А торговец подумал — и сбавил цену на быструю лошадь.
Пусть эта притча и нас заставит задуматься. Не о лошадях и ценах. О писательском профессионализме.
Писатель Феликс Кривин когда-то метко заметил, что всем силам на свете противостоит одна-единственная сила: сила инерции.
Если говорить о писательской работе (да и не только о ней), можно сказать, что она является полем противоборства двух обобщённых сил. Сил, которые различаются всего лишь на одну букву, или даже на звонкость звука. Одна из этих сил — та, о которой высказался Кривин, — сила инерции, сила ТОРМОЖЕНИЯ. Другая — сила пробуждения, сила ТОРМОШЕНИЯ.
Всё, что нас притупляет, пригашает, давит на низменные стороны человеческой натуры, отдаёт во власть инерции, во «власть тьмы», — всё это разновидности силы торможения.
Всё, что нас высветляет, одухотворяет, пробуждает и побуждает к разгадке и осуществлению своего призвания, — это импульсы силы тормошения.
Пишущему человеку всегда приходится выбирать, сознательно или бессознательно, между этими двумя силами. Какой из них он позволяет действовать в собственной душе? Какой из них способствует, обращаясь с письменной речью к другому человеку, к людям?
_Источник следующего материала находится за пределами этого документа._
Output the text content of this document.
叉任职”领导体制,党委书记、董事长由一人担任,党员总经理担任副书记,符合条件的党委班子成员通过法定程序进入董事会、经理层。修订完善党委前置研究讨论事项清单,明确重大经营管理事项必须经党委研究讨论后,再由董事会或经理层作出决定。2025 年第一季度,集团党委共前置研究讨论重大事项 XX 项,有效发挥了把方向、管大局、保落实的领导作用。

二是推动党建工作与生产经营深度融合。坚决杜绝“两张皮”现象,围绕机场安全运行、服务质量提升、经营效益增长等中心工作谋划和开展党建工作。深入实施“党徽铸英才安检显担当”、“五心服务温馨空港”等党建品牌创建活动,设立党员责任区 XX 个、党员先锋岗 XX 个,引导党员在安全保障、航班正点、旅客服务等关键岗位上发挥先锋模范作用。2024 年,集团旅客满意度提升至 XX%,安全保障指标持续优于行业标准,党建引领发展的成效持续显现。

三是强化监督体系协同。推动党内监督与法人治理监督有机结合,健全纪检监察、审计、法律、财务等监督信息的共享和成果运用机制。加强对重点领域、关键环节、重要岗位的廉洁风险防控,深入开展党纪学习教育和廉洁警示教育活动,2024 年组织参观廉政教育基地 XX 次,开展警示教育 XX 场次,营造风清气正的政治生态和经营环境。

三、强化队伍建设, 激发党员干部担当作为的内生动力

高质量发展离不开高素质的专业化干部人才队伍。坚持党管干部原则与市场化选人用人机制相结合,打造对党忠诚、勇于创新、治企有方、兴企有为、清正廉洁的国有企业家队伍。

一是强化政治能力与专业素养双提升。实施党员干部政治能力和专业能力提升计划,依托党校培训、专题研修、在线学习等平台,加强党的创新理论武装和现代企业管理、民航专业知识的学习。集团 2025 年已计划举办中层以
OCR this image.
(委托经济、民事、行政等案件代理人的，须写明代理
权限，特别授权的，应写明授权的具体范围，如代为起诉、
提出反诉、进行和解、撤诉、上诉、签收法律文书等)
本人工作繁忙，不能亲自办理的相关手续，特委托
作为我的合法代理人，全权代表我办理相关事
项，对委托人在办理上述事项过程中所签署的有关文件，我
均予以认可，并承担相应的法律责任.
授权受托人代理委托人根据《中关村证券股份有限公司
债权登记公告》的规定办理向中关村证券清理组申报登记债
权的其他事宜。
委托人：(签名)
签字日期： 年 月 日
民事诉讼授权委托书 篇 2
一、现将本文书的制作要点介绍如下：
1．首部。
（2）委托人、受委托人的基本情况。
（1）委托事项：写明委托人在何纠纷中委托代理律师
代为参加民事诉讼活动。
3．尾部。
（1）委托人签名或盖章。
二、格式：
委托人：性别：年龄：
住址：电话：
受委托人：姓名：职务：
Это притча о том, какие материальные выгоды сулит писательская деятельность. И стоит ли завидовать преуспевающим писателям. Как свойственно притче, она заострена до предела и поэтому может показаться слишком жёсткой. Но она работает на тормошение, чем и ценна для нас.
Верблюжонок и ослёнок жаловались своим родителям:
— Вон как хорошо кормят ячменём поросят, а нас отгоняют прочь, и мы всё время голодны.
— Не завидуйте, — отвечали им взрослые, — придёт время, когда вы их пожалеете.
Наступила зима, и однажды верблюжонок и ослёнок услышали отчаянный визг.
— Что случилось? — спросили малыши у родителей.
Те повели их и показали освежёванные свиные туши.
Тогда верблюжонок и ослёнок повалились на землю, задрали копытца и закричали:
— Ой, посмотрите, не пристало ли к нашим ногам хоть одно зёрнышко ячменя! Если пристало, снимите сейчас же!..
Когда человек начинает писать, какие слова и обороты приходят в первую очередь ему на ум? Те, которые он читает и слышит
чаще всего. Которыми полны повседневные разговоры, реклама, газеты, телевизор и радио...
Это первый, самый доступный языковый, лексический слой. Он не просто легко достижим, но даже навязчив: затасканные сентенции, обрывки фраз, эпитеты и словечки сами лезут в голову, когда пытаешься выразить что-то на бумаге. Они цепляются за мысли крючками ассоциаций, терпеливо пульсируют в ожидании того, что ты воспользуешься их дешёвыми услугами, выпячивают свои достоинства: мы совсем рядом, мы всем известны, всем понятны!..
Нужно определённое усилие, чтобы отказаться от этих готовых возможностей, привычных клише и затасканных выражений. Только если хватит решимости, если сумеешь отразить напор стандартных и общеупотребительных средств изъяснения, ты пробьёшься к следующему лексическому слою. Здесь уже можно позаботиться о том, чтобы подыскать слову его эпитет, подчёркивающий своеобразие употребления и взаимодействующий с контекстом. Здесь можно самостоятельно, по-новому формулировать мысли и пытаться выработать начальный подход к собственному стилю...
Но если хочется добиться настоящего мастерства, необходимо набраться силы духа и пройти сквозь этот слой тоже. В следующем слое тебя ждут настоящие открытия, яркие фразы, тонкие стилистические находки...
Не стоит думать, что в языке существует ровно три слоя. Это лишь принцип, позволяющий определить для себя меру творческой сосредоточенности. Я не знаю, сколько слоёв проходит гений, чтобы обеспечить бессмертное звучание своего произведения. Но знаю, что преодоление очевидного и прорыв к небывалому составляют непременную часть его работы. Иначе вершиной литературы были бы рекламные слоганы.
Рассказывают, что однажды греческий живописец Апеллес, стараясь изобразить на картине взмыленную лошадь, совершенно отчаялся правдоподобно передать вид лошадиной пены. В досаде он прекратил свои попытки и гневно швырнул в картину губку, которой снимал краски с кисти. Губка, скользнув по картине, оставила на ней след, который на удивление точно воспроизвёл пену взмыленной лошади!
— Картина закончена, — сказал Апеллес. И больше к ней не прикасался.